Reputation: 1
I am working with a couple of projects that rely on class libraries. A class (of course) might use other classes that might be present or not. This is handled by the linker in a sensible way.
(edit)
Suppose a project with a single source file:
#include <iostream>
using namespace std;
class foo
{
public:
void function1(); // implementation missing
void function2(); // implementation missing
};
class bar // not used
{
void bar_fcn()
{
auto p = new foo();
p->function1();
p->function2();
}
};
int main()
{
cout << "!!!Hello World!!!" << endl;
return 0;
}
Class bar uses the missing functions.
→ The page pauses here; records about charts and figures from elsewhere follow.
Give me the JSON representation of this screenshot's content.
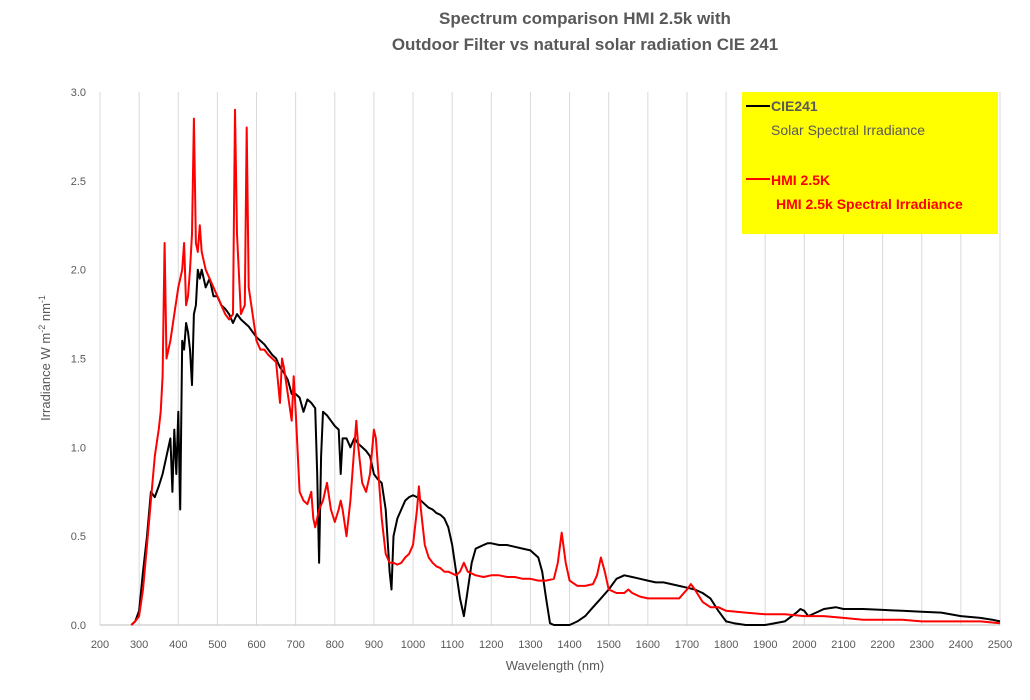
{
  "chart_data": {
    "type": "line",
    "title_lines": [
      "Spectrum comparison HMI 2.5k with",
      "Outdoor Filter vs natural solar radiation CIE 241"
    ],
    "xlabel": "Wavelength (nm)",
    "ylabel_main": "Irradiance  W m",
    "ylabel_sup1": "-2",
    "ylabel_mid": " nm",
    "ylabel_sup2": "-1",
    "xlim": [
      200,
      2500
    ],
    "ylim": [
      0,
      3.0
    ],
    "x_ticks": [
      "200",
      "300",
      "400",
      "500",
      "600",
      "700",
      "800",
      "900",
      "1000",
      "1100",
      "1200",
      "1300",
      "1400",
      "1500",
      "1600",
      "1700",
      "1800",
      "1900",
      "2000",
      "2100",
      "2200",
      "2300",
      "2400",
      "2500"
    ],
    "y_ticks": [
      "0.0",
      "0.5",
      "1.0",
      "1.5",
      "2.0",
      "2.5",
      "3.0"
    ],
    "grid": "vertical",
    "legend_position": "top-right",
    "legend_background": "#ffff00",
    "series": [
      {
        "name": "CIE241",
        "description": "Solar Spectral Irradiance",
        "color": "#000000",
        "points": [
          [
            280,
            0.0
          ],
          [
            290,
            0.02
          ],
          [
            300,
            0.08
          ],
          [
            310,
            0.3
          ],
          [
            320,
            0.5
          ],
          [
            330,
            0.75
          ],
          [
            340,
            0.72
          ],
          [
            350,
            0.78
          ],
          [
            360,
            0.85
          ],
          [
            370,
            0.95
          ],
          [
            380,
            1.05
          ],
          [
            385,
            0.75
          ],
          [
            390,
            1.1
          ],
          [
            395,
            0.85
          ],
          [
            400,
            1.2
          ],
          [
            405,
            0.65
          ],
          [
            410,
            1.6
          ],
          [
            415,
            1.55
          ],
          [
            420,
            1.7
          ],
          [
            425,
            1.65
          ],
          [
            430,
            1.55
          ],
          [
            435,
            1.35
          ],
          [
            440,
            1.75
          ],
          [
            445,
            1.8
          ],
          [
            450,
            2.0
          ],
          [
            455,
            1.95
          ],
          [
            460,
            2.0
          ],
          [
            470,
            1.9
          ],
          [
            480,
            1.95
          ],
          [
            490,
            1.85
          ],
          [
            500,
            1.85
          ],
          [
            510,
            1.8
          ],
          [
            520,
            1.78
          ],
          [
            530,
            1.75
          ],
          [
            540,
            1.7
          ],
          [
            550,
            1.75
          ],
          [
            560,
            1.72
          ],
          [
            570,
            1.7
          ],
          [
            580,
            1.68
          ],
          [
            590,
            1.65
          ],
          [
            600,
            1.62
          ],
          [
            610,
            1.6
          ],
          [
            620,
            1.58
          ],
          [
            630,
            1.55
          ],
          [
            640,
            1.52
          ],
          [
            650,
            1.5
          ],
          [
            660,
            1.45
          ],
          [
            670,
            1.42
          ],
          [
            680,
            1.38
          ],
          [
            690,
            1.3
          ],
          [
            700,
            1.3
          ],
          [
            710,
            1.28
          ],
          [
            720,
            1.2
          ],
          [
            730,
            1.27
          ],
          [
            740,
            1.25
          ],
          [
            750,
            1.22
          ],
          [
            755,
            0.85
          ],
          [
            760,
            0.35
          ],
          [
            765,
            0.95
          ],
          [
            770,
            1.2
          ],
          [
            780,
            1.18
          ],
          [
            790,
            1.15
          ],
          [
            800,
            1.12
          ],
          [
            810,
            1.1
          ],
          [
            815,
            0.85
          ],
          [
            820,
            1.05
          ],
          [
            830,
            1.05
          ],
          [
            840,
            1.0
          ],
          [
            850,
            1.05
          ],
          [
            860,
            1.02
          ],
          [
            870,
            1.0
          ],
          [
            880,
            0.98
          ],
          [
            890,
            0.95
          ],
          [
            900,
            0.85
          ],
          [
            910,
            0.82
          ],
          [
            920,
            0.8
          ],
          [
            930,
            0.65
          ],
          [
            940,
            0.3
          ],
          [
            945,
            0.2
          ],
          [
            950,
            0.5
          ],
          [
            960,
            0.6
          ],
          [
            970,
            0.65
          ],
          [
            980,
            0.7
          ],
          [
            990,
            0.72
          ],
          [
            1000,
            0.73
          ],
          [
            1010,
            0.72
          ],
          [
            1020,
            0.7
          ],
          [
            1030,
            0.68
          ],
          [
            1040,
            0.66
          ],
          [
            1050,
            0.65
          ],
          [
            1060,
            0.63
          ],
          [
            1070,
            0.62
          ],
          [
            1080,
            0.6
          ],
          [
            1090,
            0.55
          ],
          [
            1100,
            0.45
          ],
          [
            1110,
            0.3
          ],
          [
            1120,
            0.15
          ],
          [
            1130,
            0.05
          ],
          [
            1140,
            0.2
          ],
          [
            1150,
            0.35
          ],
          [
            1160,
            0.43
          ],
          [
            1170,
            0.44
          ],
          [
            1180,
            0.45
          ],
          [
            1190,
            0.46
          ],
          [
            1200,
            0.46
          ],
          [
            1220,
            0.45
          ],
          [
            1240,
            0.45
          ],
          [
            1260,
            0.44
          ],
          [
            1280,
            0.43
          ],
          [
            1300,
            0.42
          ],
          [
            1320,
            0.38
          ],
          [
            1330,
            0.3
          ],
          [
            1340,
            0.15
          ],
          [
            1350,
            0.01
          ],
          [
            1360,
            0.0
          ],
          [
            1400,
            0.0
          ],
          [
            1420,
            0.02
          ],
          [
            1440,
            0.05
          ],
          [
            1460,
            0.1
          ],
          [
            1480,
            0.15
          ],
          [
            1500,
            0.2
          ],
          [
            1520,
            0.26
          ],
          [
            1540,
            0.28
          ],
          [
            1560,
            0.27
          ],
          [
            1580,
            0.26
          ],
          [
            1600,
            0.25
          ],
          [
            1620,
            0.24
          ],
          [
            1640,
            0.24
          ],
          [
            1660,
            0.23
          ],
          [
            1680,
            0.22
          ],
          [
            1700,
            0.21
          ],
          [
            1720,
            0.2
          ],
          [
            1740,
            0.18
          ],
          [
            1760,
            0.15
          ],
          [
            1780,
            0.08
          ],
          [
            1800,
            0.02
          ],
          [
            1820,
            0.01
          ],
          [
            1850,
            0.0
          ],
          [
            1900,
            0.0
          ],
          [
            1950,
            0.02
          ],
          [
            1980,
            0.07
          ],
          [
            1990,
            0.09
          ],
          [
            2000,
            0.08
          ],
          [
            2010,
            0.05
          ],
          [
            2030,
            0.07
          ],
          [
            2050,
            0.09
          ],
          [
            2080,
            0.1
          ],
          [
            2100,
            0.09
          ],
          [
            2150,
            0.09
          ],
          [
            2200,
            0.085
          ],
          [
            2250,
            0.08
          ],
          [
            2300,
            0.075
          ],
          [
            2350,
            0.07
          ],
          [
            2400,
            0.05
          ],
          [
            2450,
            0.04
          ],
          [
            2480,
            0.03
          ],
          [
            2500,
            0.02
          ]
        ]
      },
      {
        "name": "HMI 2.5K",
        "description": "HMI 2.5k Spectral Irradiance",
        "color": "#ff0000",
        "points": [
          [
            280,
            0.0
          ],
          [
            290,
            0.02
          ],
          [
            300,
            0.05
          ],
          [
            310,
            0.2
          ],
          [
            320,
            0.45
          ],
          [
            330,
            0.7
          ],
          [
            340,
            0.95
          ],
          [
            350,
            1.1
          ],
          [
            355,
            1.2
          ],
          [
            360,
            1.4
          ],
          [
            365,
            2.15
          ],
          [
            370,
            1.5
          ],
          [
            380,
            1.6
          ],
          [
            390,
            1.75
          ],
          [
            400,
            1.9
          ],
          [
            410,
            2.0
          ],
          [
            415,
            2.15
          ],
          [
            420,
            1.8
          ],
          [
            425,
            1.85
          ],
          [
            430,
            2.0
          ],
          [
            435,
            2.2
          ],
          [
            440,
            2.85
          ],
          [
            445,
            2.15
          ],
          [
            450,
            2.1
          ],
          [
            455,
            2.25
          ],
          [
            460,
            2.1
          ],
          [
            470,
            2.0
          ],
          [
            480,
            1.95
          ],
          [
            490,
            1.9
          ],
          [
            500,
            1.85
          ],
          [
            510,
            1.8
          ],
          [
            520,
            1.75
          ],
          [
            530,
            1.72
          ],
          [
            540,
            1.75
          ],
          [
            545,
            2.9
          ],
          [
            550,
            2.2
          ],
          [
            560,
            1.75
          ],
          [
            570,
            1.8
          ],
          [
            575,
            2.8
          ],
          [
            580,
            1.9
          ],
          [
            590,
            1.75
          ],
          [
            600,
            1.6
          ],
          [
            610,
            1.55
          ],
          [
            620,
            1.55
          ],
          [
            630,
            1.52
          ],
          [
            640,
            1.5
          ],
          [
            650,
            1.48
          ],
          [
            660,
            1.25
          ],
          [
            665,
            1.5
          ],
          [
            670,
            1.45
          ],
          [
            680,
            1.3
          ],
          [
            690,
            1.15
          ],
          [
            695,
            1.4
          ],
          [
            700,
            1.2
          ],
          [
            710,
            0.75
          ],
          [
            720,
            0.7
          ],
          [
            730,
            0.68
          ],
          [
            740,
            0.75
          ],
          [
            745,
            0.6
          ],
          [
            750,
            0.55
          ],
          [
            760,
            0.65
          ],
          [
            770,
            0.7
          ],
          [
            780,
            0.8
          ],
          [
            790,
            0.65
          ],
          [
            800,
            0.58
          ],
          [
            810,
            0.65
          ],
          [
            815,
            0.7
          ],
          [
            820,
            0.65
          ],
          [
            830,
            0.5
          ],
          [
            840,
            0.7
          ],
          [
            850,
            1.0
          ],
          [
            855,
            1.15
          ],
          [
            860,
            1.0
          ],
          [
            870,
            0.8
          ],
          [
            880,
            0.75
          ],
          [
            890,
            0.85
          ],
          [
            900,
            1.1
          ],
          [
            905,
            1.05
          ],
          [
            910,
            0.9
          ],
          [
            920,
            0.6
          ],
          [
            930,
            0.4
          ],
          [
            940,
            0.35
          ],
          [
            950,
            0.35
          ],
          [
            960,
            0.34
          ],
          [
            970,
            0.35
          ],
          [
            980,
            0.38
          ],
          [
            990,
            0.4
          ],
          [
            1000,
            0.45
          ],
          [
            1010,
            0.65
          ],
          [
            1015,
            0.78
          ],
          [
            1020,
            0.65
          ],
          [
            1030,
            0.45
          ],
          [
            1040,
            0.38
          ],
          [
            1050,
            0.35
          ],
          [
            1060,
            0.33
          ],
          [
            1070,
            0.32
          ],
          [
            1080,
            0.3
          ],
          [
            1090,
            0.3
          ],
          [
            1100,
            0.29
          ],
          [
            1110,
            0.28
          ],
          [
            1120,
            0.3
          ],
          [
            1130,
            0.35
          ],
          [
            1140,
            0.3
          ],
          [
            1160,
            0.28
          ],
          [
            1180,
            0.27
          ],
          [
            1200,
            0.28
          ],
          [
            1220,
            0.28
          ],
          [
            1240,
            0.27
          ],
          [
            1260,
            0.27
          ],
          [
            1280,
            0.26
          ],
          [
            1300,
            0.26
          ],
          [
            1320,
            0.25
          ],
          [
            1340,
            0.25
          ],
          [
            1360,
            0.26
          ],
          [
            1370,
            0.35
          ],
          [
            1380,
            0.52
          ],
          [
            1390,
            0.35
          ],
          [
            1400,
            0.25
          ],
          [
            1420,
            0.22
          ],
          [
            1440,
            0.22
          ],
          [
            1460,
            0.23
          ],
          [
            1470,
            0.28
          ],
          [
            1480,
            0.38
          ],
          [
            1490,
            0.3
          ],
          [
            1500,
            0.2
          ],
          [
            1520,
            0.18
          ],
          [
            1540,
            0.18
          ],
          [
            1550,
            0.2
          ],
          [
            1560,
            0.18
          ],
          [
            1580,
            0.16
          ],
          [
            1600,
            0.15
          ],
          [
            1640,
            0.15
          ],
          [
            1680,
            0.15
          ],
          [
            1700,
            0.2
          ],
          [
            1710,
            0.23
          ],
          [
            1720,
            0.2
          ],
          [
            1740,
            0.13
          ],
          [
            1760,
            0.1
          ],
          [
            1780,
            0.1
          ],
          [
            1800,
            0.08
          ],
          [
            1850,
            0.07
          ],
          [
            1900,
            0.06
          ],
          [
            1950,
            0.06
          ],
          [
            2000,
            0.05
          ],
          [
            2050,
            0.05
          ],
          [
            2100,
            0.04
          ],
          [
            2150,
            0.03
          ],
          [
            2200,
            0.03
          ],
          [
            2250,
            0.03
          ],
          [
            2300,
            0.02
          ],
          [
            2350,
            0.02
          ],
          [
            2400,
            0.02
          ],
          [
            2450,
            0.02
          ],
          [
            2500,
            0.01
          ]
        ]
      }
    ]
  }
}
The linker ignores this silently because class bar is not referenced.
However, with stand-alone functions, this does not work.
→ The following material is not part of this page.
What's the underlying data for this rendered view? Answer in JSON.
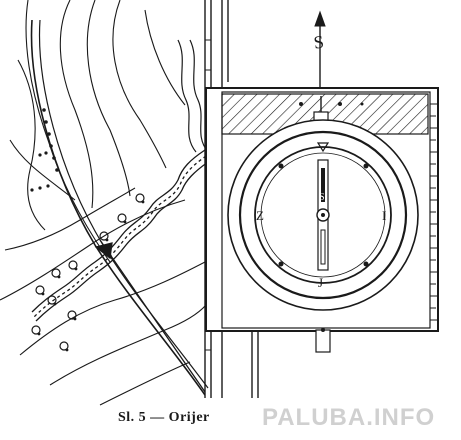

Modifying the source file to
#include <iostream>
using namespace std;
class foo
{
public:
void function1(); // implementation missing
void function2(); // implementation missing
};
void bar() // not used
{
auto p = new foo();
p->function1();
p->function2();
}
int main()
{
cout << "!!!Hello World!!!" << endl;
return 0;
}
the linker generates two "undefined reference" errors for the two missing functions.
I tried the -unused_section_elimination and -ffunction-section where unused functions should be eliminated, but the errors remain.
What is the theory behind that? How should the linker handle unused functions vs. unused classes? Is there any documentation on this?
I tried this with both an LLVM compiler and with MinGW.org GCC-6.3.0-1.